Il 7 agosto del 1973 il funambulo Philippe Petit compie quella che giustamente resterà come la sua impresa più famosa, oltre che una delle performance artistiche più importanti di tutto il 20° secolo. Per 45 minuti camminò sospeso nel vuoto tra le due torri del World Trade Center, ad oltre 400 metri di altezza su di un filo spesso meno di 3 centimetri, senza cavi di sicurezza né reti.
Un’esibizione già immortalata nel 2009 dal documentario premio Oscar Man on wire di James Marh e che ora viene nuovamente narrata da Zemeckis.
 
Dopo aver visto il trailer doppiato in italiano di The walk possiamo dire che il peggio è stato evitato, grazie al cielo. Certo la mescolanza di francese ed inglese, ovviamente, è stata brutalmente azzerata ma almeno nelle parti recitate in inglese, tutte contraddistinte da un forte accento francese, è stato scongiurato il rischio che i personaggi venissero trasformati in patetiche e grottesche caricature dell’Ispettore Closeau (quello de La pantera rosa, per gli sciagurati che non lo sapessero). Come si suol dire, meglio di niente, sperando sempre che i distributori italiani forniscano i cinefili di qualche copia sottotitolata, rigorosamente in 3D.
Perché diciamolo subito, The walk è un film che va visto solo ed esclusivamente in 3D, copie in formato diverso non dovrebbero neanche esistere e non vogliamo neanche immaginare che razza di film ne possa venire fuori.
Questo perché l’ultima opera del regista americano acquista un senso solo ed esclusivamente nelle sequenze che riproducono la celebre camminata, nelle quali, nonostante alcuni effetti digitali atroci, la profondità delle tre dimensioni rende alla perfezione l’altezza e la vertigine facendo vivere fisicamente allo spettatore le emozioni di una simile follia.
Tutto il resto è puro Zemeckis al peggio della sua forma. Da sempre infatti il cinema di questo autore soffre di alcuni inguaribili difetti. Il nostro troppo spesso cerca di imitare lo sguardo che ha Spielberg in alcune sue opere finendo per confezionare film Disneyani nel senso peggiore del termine, pieni di melassa e di una retorica talmente esagerata che finisce per essere didascalica e fastidiosamente stucchevole. Esempi perfetti di questi suoi vizi sono il finale di Cast away, o film quali Polar express, A Christmas carol e Flight, Persino pellicole riuscite come Forrest Gump non sono immuni da tali vizi.
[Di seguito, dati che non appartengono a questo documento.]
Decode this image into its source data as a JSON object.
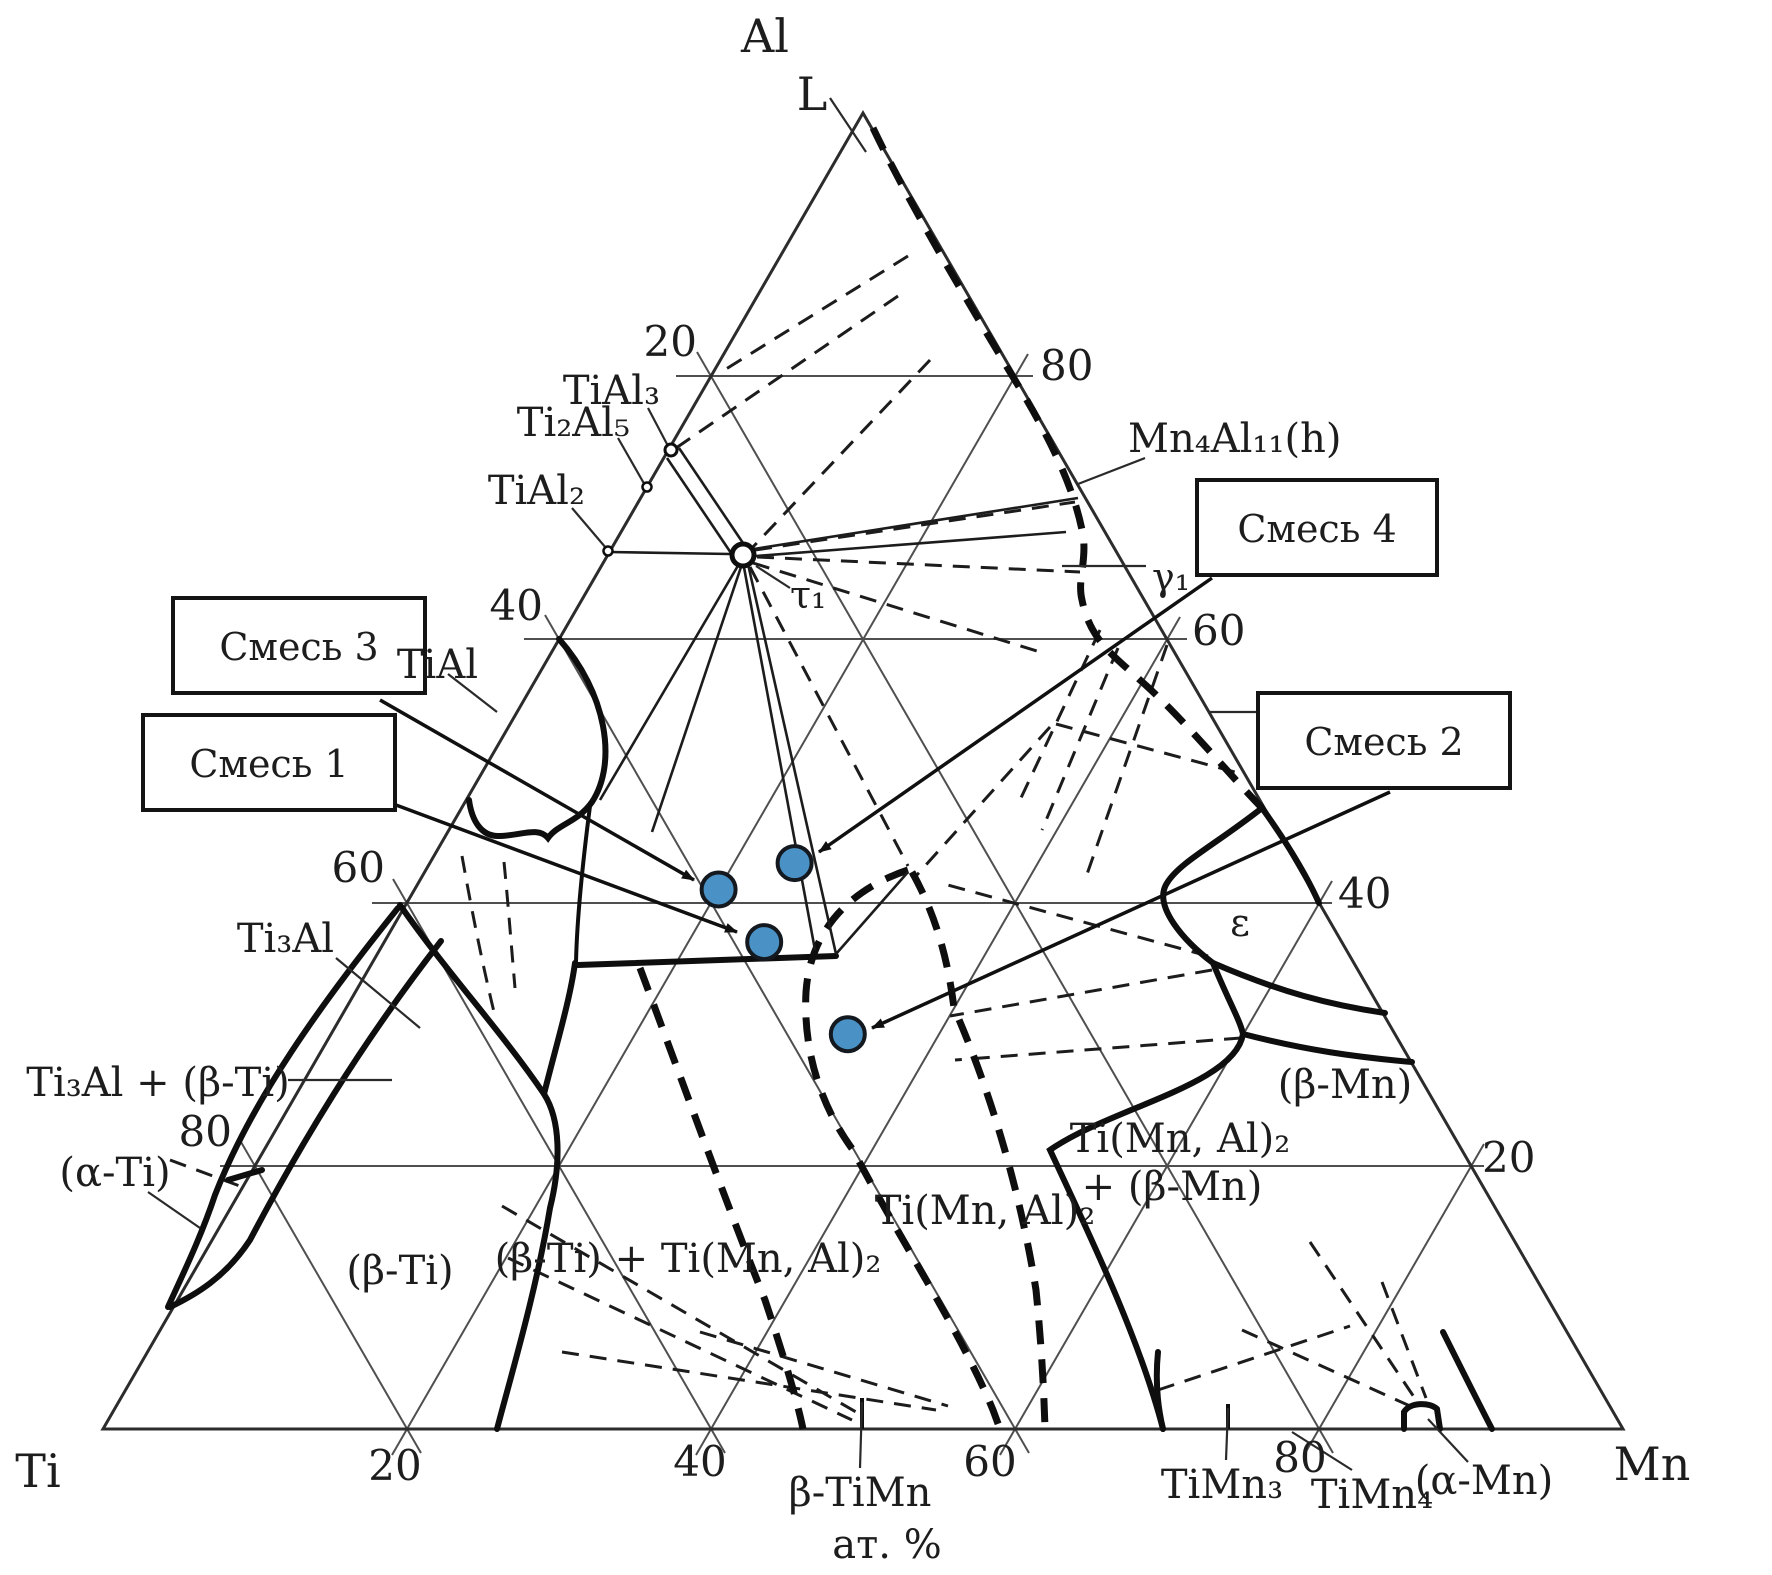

Nel caso di The walk Zemeckis riduce la vita di Petit ad una favoletta, soprattutto nella prima parte, quella in cui viene rievocata la giovinezza del funambulo.
Il nostro si muove in una insopportabile Parigi da cartolina facendo l’artista di strada in un vano tentativo di recuperare le atmosfere di Amélie con tanto di storia d’amore con una cantante che anch’essa si esibisce nelle piazze della città ed una parentesi circense che vorrebbe richiamare la visionarietà del Tim Burton di Big fish fallendo miseramente su tutti i fronti.
Quando poi finalmente arriviamo al momento in cui Philippe ed i suoi complici mettono in atto la loro impresa folle ed illegale, il film sembra tirato via alla meno peggio ed è assolutamente privo di suspense, come se il regista non vedesse l’ora di arrivare al momento clou, la celebre camminata, probabilmente l’unica cosa che veramente lo interessava.
Ma il punto più basso lo si ha nell’insistita inquadratura finale in cui fa sfoggio il profilo di New York con le Torri Gemelle a renderlo inconfondibile e con l’inevitabile chiusura proprio su questi due edifici.
Ecco a quel punto viene la voglia di dire a Zemeckis che non c’è bisogno di essere così espliciti quando si vuole costruire una metafora e che abbiamo capito bene che quelle Torri e quell’America non esistono più. Purtroppo nessuno di noi potrà mai dimenticare l’11 settembre del 2001.